Courtney Stodden and Doug Hutchinson's Valentine's Day photo shoot in Marina Del Rey. (February 7, 2012)
They’re gonna pull an M Night twist on us and reveal that everything they’ve been doing has been some bizarre performance art piece, and that she’s really 36 and he’s hasn’t become the incarnation of his Looney Bin Jim character from Punisher War Zone, and by doing so they’ve pulled back the curtain upon humanity’s obsession with youth, superficiality, pseudo celebrity, and everything that these pictures represent.
Because they can’t just be about a moron and a horny old man, can they?
That’s what I’ve been wondering, but i often have high expectations of people, meaning I don’t expect anyone to act completely soulless.
Stop having such high hopes of humans
Looks like the Special Olympics have finally graduated from just giving hugs at the finish line.
I just thought for a moment what it must be like to be one of her parents and see this pic…and not have a rope and a chair handy.
I just don’t get why everything they do is so sexual. I mean be sexual fuck all you want but if they’re “so in love” why are there never any sweet pictures of them (eg, a cute kiss), even if she does look like a sleaze?
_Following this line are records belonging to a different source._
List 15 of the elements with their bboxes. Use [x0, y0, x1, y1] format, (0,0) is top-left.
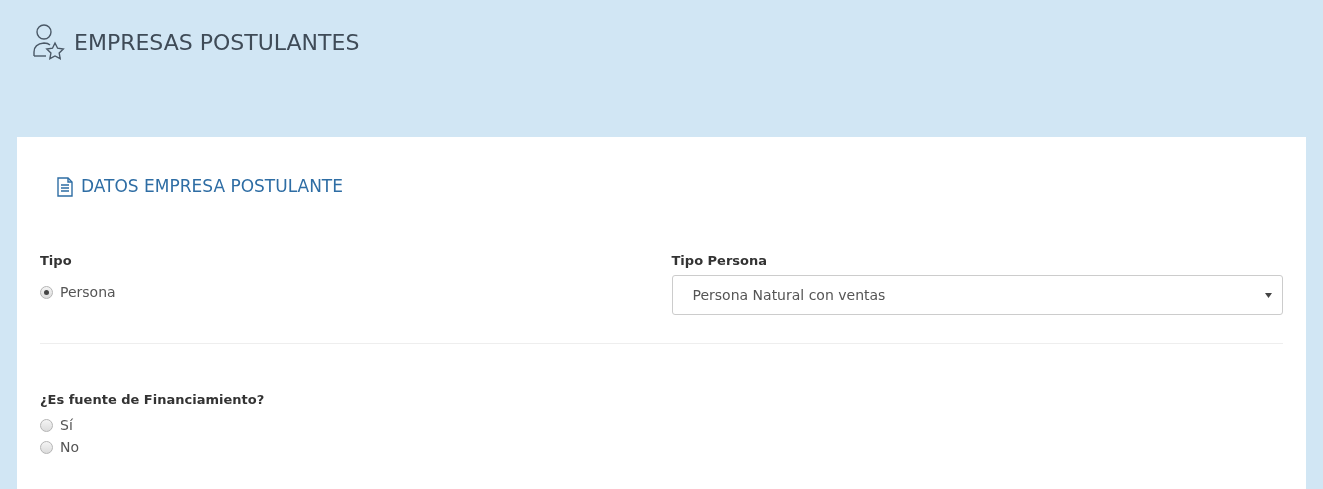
document-list-icon [57, 177, 73, 197]
caret-icon [1265, 292, 1272, 298]
section-title: DATOS EMPRESA POSTULANTE [81, 175, 343, 199]
field-label: ¿Es fuente de Financiamiento? [40, 391, 266, 409]
page-title: EMPRESAS POSTULANTES [74, 29, 360, 57]
select-field[interactable]: Persona Natural con ventas [671, 275, 1283, 315]
field-label: Tipo [40, 252, 73, 270]
radio-button[interactable] [40, 440, 53, 454]
user-star-icon [32, 22, 66, 62]
field-label: Tipo Persona [671, 252, 769, 270]
radio-option[interactable]: Persona [40, 281, 652, 303]
radio-button[interactable] [40, 285, 53, 299]
radio-button[interactable] [40, 418, 53, 432]
radio-option[interactable]: Sí [40, 414, 1283, 436]
radio-option[interactable]: No [40, 436, 1283, 458]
In every picture she looks like she’s starving for a gang bang. I like to think one day they can look back and wonder what they were thinking, but let’s not kid ourselves here.
Because that’s how you get sites like these to buy your pictures. Oh, and your own reality show. I hear that that’s happening.
doug: ‘so do you wanna have our once a month sex when we get home?’
gutter troll sailor barbie:”dont be gross! you know i get off enough from having my picture taken.. MEN’
The trouble with being 52 is that after a while, the joke stops being funny. And probably Doug is tired of it, too.
Such a attention Whore!!!
Him: “If I could get an erection, I would cum right here.”
Her: “If I could feel that, I would let you.”
Ugh. These two just gross me right the fuck out.
Oh well somebody had to kick Pam Anderson out of the slut saddle…
I spent Valentines Day having sex. And my mother didn’t have to sign papers saying it was OK. Neener, neener, neener, Courtney.